演習では受講者自身の業務課題を題材とするため、営業開拓や新規事業立案、業務改善など業界や職種に応じたカスタマイズが可能だ。研修期間は半日から1日程度で、対面を基本としつつオンラインにも対応する。最大30名程度まで受講でき、費用は130万円からの個別見積もりとなる。
開発の背景には、生成AIを検索エンジンの延長として利用し出力をそのまま受け入れる「消費型」の活用が広がっている現状がある。このような利用は認知的オフローディング※を招き、利用者自身の思考力や判断力の低下につながる懸念も指摘される。フォーティエンスはAIとの対話を通じて知識を広げる「対話型」への転換を促し、企業におけるAI活用の質を高めることを目指している。

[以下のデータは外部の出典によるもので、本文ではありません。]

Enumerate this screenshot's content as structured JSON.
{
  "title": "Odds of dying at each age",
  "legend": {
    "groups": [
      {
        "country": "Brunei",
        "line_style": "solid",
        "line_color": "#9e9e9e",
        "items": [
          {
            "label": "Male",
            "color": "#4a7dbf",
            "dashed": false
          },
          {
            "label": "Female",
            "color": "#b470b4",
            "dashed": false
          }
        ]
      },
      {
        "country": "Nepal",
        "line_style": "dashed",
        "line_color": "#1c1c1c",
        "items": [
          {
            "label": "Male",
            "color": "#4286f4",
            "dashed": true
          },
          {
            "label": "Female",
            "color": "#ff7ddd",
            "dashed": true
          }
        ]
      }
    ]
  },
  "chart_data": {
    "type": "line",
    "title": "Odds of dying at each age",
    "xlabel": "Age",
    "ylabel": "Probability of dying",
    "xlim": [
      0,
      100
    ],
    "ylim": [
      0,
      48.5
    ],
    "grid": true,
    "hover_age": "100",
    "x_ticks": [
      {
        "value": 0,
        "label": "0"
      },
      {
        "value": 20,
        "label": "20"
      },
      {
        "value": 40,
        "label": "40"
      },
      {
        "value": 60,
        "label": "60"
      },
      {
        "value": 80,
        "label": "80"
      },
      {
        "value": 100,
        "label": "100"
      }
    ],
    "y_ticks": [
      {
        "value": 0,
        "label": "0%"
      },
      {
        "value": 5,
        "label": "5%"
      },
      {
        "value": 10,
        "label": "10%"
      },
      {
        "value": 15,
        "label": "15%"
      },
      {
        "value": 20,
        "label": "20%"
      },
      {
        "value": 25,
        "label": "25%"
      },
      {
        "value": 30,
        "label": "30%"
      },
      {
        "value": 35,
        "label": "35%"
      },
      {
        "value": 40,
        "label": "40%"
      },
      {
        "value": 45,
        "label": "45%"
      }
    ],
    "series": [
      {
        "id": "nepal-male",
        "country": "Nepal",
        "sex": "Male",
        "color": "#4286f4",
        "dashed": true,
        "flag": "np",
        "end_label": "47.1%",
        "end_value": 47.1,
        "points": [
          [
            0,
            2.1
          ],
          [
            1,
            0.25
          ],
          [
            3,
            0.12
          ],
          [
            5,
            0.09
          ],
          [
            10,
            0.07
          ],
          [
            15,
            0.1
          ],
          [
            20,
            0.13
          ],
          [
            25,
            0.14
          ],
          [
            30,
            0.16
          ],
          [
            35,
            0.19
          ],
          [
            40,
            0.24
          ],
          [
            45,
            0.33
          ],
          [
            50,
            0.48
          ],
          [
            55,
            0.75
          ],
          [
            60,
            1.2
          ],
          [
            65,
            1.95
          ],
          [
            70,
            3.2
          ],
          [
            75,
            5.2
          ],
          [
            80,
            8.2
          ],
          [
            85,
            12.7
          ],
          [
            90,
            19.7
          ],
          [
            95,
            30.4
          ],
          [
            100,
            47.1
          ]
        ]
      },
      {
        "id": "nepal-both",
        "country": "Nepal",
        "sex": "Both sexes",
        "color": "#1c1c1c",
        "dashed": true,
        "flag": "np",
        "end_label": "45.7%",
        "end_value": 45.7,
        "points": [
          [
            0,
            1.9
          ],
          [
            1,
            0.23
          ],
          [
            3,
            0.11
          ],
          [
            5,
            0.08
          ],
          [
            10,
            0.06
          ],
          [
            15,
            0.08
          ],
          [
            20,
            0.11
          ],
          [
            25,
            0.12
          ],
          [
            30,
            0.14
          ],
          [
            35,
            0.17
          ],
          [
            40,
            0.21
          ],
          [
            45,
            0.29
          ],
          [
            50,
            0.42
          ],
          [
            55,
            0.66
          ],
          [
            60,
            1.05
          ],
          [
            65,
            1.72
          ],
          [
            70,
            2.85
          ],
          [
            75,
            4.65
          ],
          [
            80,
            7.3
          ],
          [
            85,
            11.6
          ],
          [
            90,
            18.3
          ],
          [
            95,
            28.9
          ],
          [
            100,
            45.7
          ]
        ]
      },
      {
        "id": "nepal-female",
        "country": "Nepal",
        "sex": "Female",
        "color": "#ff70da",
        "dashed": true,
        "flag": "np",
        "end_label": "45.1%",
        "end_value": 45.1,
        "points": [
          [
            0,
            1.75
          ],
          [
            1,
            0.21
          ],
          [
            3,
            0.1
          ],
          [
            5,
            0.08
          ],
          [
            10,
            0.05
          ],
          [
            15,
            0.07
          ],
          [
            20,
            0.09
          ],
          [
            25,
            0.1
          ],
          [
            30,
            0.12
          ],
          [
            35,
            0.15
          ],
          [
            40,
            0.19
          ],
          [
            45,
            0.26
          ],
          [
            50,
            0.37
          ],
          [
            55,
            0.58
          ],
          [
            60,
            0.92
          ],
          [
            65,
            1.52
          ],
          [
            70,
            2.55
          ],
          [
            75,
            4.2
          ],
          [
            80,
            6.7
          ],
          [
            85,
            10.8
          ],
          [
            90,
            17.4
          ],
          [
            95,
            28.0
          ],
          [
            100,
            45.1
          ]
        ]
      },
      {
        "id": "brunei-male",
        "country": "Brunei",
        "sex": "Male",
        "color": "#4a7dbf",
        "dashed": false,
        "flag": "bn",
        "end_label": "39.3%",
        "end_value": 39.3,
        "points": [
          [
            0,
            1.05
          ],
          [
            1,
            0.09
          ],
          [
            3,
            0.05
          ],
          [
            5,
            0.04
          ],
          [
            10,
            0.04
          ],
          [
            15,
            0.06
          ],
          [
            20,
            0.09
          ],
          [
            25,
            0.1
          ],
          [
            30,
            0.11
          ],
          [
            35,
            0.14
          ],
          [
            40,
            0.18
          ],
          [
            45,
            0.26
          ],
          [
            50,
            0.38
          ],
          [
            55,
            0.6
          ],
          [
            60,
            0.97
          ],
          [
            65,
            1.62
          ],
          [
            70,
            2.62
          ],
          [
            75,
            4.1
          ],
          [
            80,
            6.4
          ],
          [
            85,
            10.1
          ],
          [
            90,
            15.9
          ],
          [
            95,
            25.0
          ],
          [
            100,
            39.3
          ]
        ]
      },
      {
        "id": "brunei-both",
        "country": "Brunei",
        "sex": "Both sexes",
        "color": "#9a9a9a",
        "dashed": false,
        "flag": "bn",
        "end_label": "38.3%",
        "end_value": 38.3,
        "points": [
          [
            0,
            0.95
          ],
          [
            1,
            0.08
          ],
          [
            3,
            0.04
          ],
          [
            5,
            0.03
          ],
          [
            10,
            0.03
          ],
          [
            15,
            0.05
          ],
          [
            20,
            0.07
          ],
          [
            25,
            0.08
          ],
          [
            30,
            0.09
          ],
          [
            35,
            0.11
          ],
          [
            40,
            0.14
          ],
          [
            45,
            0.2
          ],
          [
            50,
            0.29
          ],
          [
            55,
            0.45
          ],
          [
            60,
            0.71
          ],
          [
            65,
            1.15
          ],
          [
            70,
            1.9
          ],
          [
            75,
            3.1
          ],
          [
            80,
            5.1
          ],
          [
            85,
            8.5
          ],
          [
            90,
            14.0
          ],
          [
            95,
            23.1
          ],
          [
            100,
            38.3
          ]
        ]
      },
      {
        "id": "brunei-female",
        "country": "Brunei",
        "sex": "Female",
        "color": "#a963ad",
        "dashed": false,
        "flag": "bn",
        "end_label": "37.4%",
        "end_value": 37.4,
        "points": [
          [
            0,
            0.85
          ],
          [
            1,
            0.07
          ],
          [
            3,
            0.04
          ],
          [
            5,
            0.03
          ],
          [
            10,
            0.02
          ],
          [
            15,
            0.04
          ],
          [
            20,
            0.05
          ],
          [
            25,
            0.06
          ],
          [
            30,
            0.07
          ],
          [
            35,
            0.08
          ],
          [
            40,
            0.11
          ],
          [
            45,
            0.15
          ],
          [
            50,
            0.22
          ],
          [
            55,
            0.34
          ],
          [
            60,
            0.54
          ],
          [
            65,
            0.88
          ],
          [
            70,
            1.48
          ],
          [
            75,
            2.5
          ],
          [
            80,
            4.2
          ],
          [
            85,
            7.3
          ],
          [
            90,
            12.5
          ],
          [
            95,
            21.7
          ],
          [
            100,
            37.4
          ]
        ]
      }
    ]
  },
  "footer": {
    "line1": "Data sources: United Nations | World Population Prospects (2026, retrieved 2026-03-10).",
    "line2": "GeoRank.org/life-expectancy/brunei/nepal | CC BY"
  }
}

※認知的オフローディング:本来自分で行う記憶や思考、判断などを外部のツールやAIに委ねること。業務効率化につながる一方、過度に依存すると思考力や判断力の低下を招く可能性があるとされる。
AI時代は「問いを作る力」が競争力に
本研修の特徴は、フォーティエンス独自の知識創造フレームワーク「DIVEモデル」を学習プロセスへ組み込んでいる点にある。Discover(探究)、Interact(壁打ち)、Verify(検証)、Embed(定着)の4段階を繰り返すことで、AIから得た回答をそのまま採用するのではなく自ら仮説を磨きながら業務へ定着させる力を養成する。

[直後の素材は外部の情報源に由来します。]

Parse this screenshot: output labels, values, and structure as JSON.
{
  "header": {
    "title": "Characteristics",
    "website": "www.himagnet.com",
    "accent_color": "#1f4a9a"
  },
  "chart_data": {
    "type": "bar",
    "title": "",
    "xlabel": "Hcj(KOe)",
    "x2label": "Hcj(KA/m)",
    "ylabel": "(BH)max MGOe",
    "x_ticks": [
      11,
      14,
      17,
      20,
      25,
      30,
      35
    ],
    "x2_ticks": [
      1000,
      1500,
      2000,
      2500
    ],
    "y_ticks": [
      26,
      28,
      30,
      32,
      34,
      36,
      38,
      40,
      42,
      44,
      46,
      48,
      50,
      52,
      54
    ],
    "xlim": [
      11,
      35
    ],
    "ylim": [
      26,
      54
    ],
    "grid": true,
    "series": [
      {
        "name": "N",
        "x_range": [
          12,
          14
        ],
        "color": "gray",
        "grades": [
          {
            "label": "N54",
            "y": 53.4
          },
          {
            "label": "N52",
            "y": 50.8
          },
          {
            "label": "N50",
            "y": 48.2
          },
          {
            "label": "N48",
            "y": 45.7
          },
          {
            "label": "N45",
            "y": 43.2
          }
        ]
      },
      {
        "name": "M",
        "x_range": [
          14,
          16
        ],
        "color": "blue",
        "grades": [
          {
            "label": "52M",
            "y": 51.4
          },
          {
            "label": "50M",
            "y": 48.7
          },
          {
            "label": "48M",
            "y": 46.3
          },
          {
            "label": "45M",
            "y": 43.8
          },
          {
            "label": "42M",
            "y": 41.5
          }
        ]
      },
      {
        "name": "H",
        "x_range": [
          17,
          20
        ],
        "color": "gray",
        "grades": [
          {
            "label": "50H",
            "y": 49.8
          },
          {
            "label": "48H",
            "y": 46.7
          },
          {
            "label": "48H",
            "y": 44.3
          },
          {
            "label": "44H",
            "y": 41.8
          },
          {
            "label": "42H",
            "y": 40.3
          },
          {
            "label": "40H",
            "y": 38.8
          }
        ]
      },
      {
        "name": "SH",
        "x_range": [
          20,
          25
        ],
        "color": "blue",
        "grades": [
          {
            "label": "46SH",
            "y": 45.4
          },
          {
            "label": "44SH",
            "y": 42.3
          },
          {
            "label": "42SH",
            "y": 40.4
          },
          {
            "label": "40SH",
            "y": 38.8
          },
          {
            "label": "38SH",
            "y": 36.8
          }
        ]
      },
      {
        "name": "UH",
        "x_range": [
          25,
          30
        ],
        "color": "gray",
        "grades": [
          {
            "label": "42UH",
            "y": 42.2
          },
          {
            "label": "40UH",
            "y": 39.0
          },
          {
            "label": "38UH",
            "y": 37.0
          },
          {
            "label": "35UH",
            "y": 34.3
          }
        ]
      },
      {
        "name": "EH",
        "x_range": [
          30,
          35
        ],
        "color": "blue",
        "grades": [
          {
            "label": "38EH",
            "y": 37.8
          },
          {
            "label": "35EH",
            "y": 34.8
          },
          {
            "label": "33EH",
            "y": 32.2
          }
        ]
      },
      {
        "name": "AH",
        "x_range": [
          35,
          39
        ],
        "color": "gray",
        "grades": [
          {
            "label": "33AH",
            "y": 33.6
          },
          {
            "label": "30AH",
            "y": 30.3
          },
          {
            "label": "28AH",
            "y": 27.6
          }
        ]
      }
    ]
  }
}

また、研修は受講企業が日常的に利用しているAI環境上で実施されるため、セキュリティ要件を維持しながら学習できるほか、配布される標準プロンプト集を研修後も継続利用できる。単発の研修に終わらず現場での実践につながりやすい設計といえる。
一方で、AI活用の成果は研修だけで保証されるものではない。組織全体でAIを活用するには業務プロセスの見直しやデータ基盤の整備、人材育成を一体的に進める必要がある。企業ごとにAIリテラシーや業務内容も異なるため、継続的な改善体制を構築できるかが成果を左右するだろう。
フォーティエンスは今後、公共分野や新任マネジャー向けなど対象別プログラムの拡充も予定している。生成AIが企業活動の前提となりつつある中、「AIを使う力」だけでなく「AIと考える力」を育成する取り組みは企業競争力を左右する重要なテーマとなる可能性がある。